Genstar Capital reportedly is seeking a tough cost-cutter who can make a cold, dispassionate evaluation of Cetera Financial Group’s operations and increase its return on investment as it seeks a new CEO. The search for outside candidates follows the abrupt resignation of CEO Robert Moore last week.

Genstar, which paid $1.75 billion to purchase Cetera in October, announced last week it has asked executive search firm Heidrick & Struggles to find an outside CEO at Cetera with strong operational and expense-control skills.

Investment bankers close to Genstar said the private equity firm now believes that Cetera was only worth between $1.3 billion and $1.5 billion. That would be in line with the bids LPL Financial and Lightyear were contemplating for Cetera last summer. It also may explain why they dropped out of the bidding.

The private equity firm reportedly is frustrated with Cetera's inability to cut costs and its heavy spending on futuristic technology projects that have yet to pay off. Genstar wants someone to consolidate operations, slash expenses and quickly determine whether the technology investments are viable or if they should be abandoned. It believes an outsider with a fresh perspective can best evaluate these issues.

Genstar views itself as a growth equity investor so it is looking for candidates who can grow the top line, not simply cut costs. That would require a CEO who can recruit advisors with substantial businesses to the right firms within its six broker-dealers. In particular, that means Cetera Advisors, which is among the most profitable of the six units.

Earlier this year, Cetera disclosed that it had recruited 800 advisors in 2018 with slightly more than $5 billion in assets.

While those numbers sound respectable, one recruiter noted that LPL, which is nearly double Cetera in size, recruited a smaller number of advisors with about $24 billion in assets. This recruiter said the difference could be explained by the fact that many new Cetera reps came out of banks and credit unions, “which traditionally are low-producing, commission-heavy advisors” who typically aren’t seen as having major growth potential.
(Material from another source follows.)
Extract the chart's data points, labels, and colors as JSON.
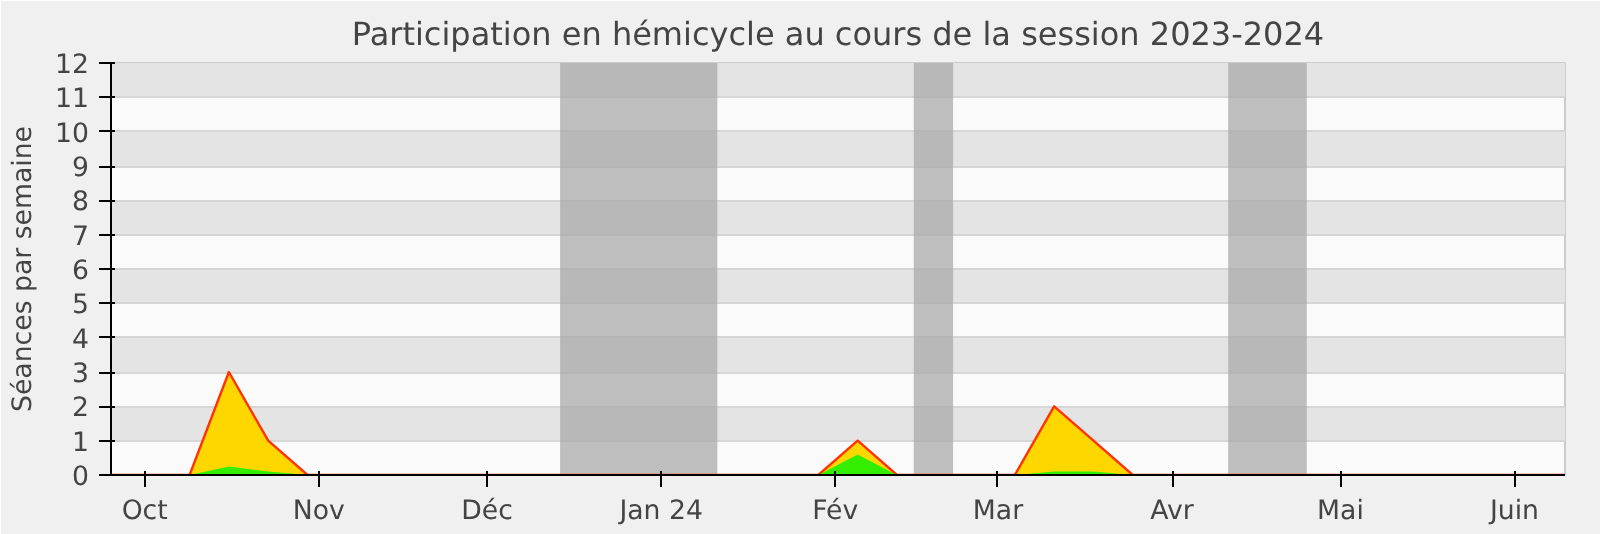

As Genstar has analyzed Cetera’s six IBDs, it has uncovered several areas for margin improvement. For example, Cetera Advisor Networks operates under a super-OSJ structure, although Cetera calls them “regional directors” or RDs. Because of the multi-tier structure, this unit has the highest revenues of any Cetera IBD, but very low margins and hasn’t exhibited as much growth as one might expect. That’s because nearly 20 to 25 percent are classified as non-producing RDs, meaning these super-OSJs have recruited virtually no new reps over the last five years.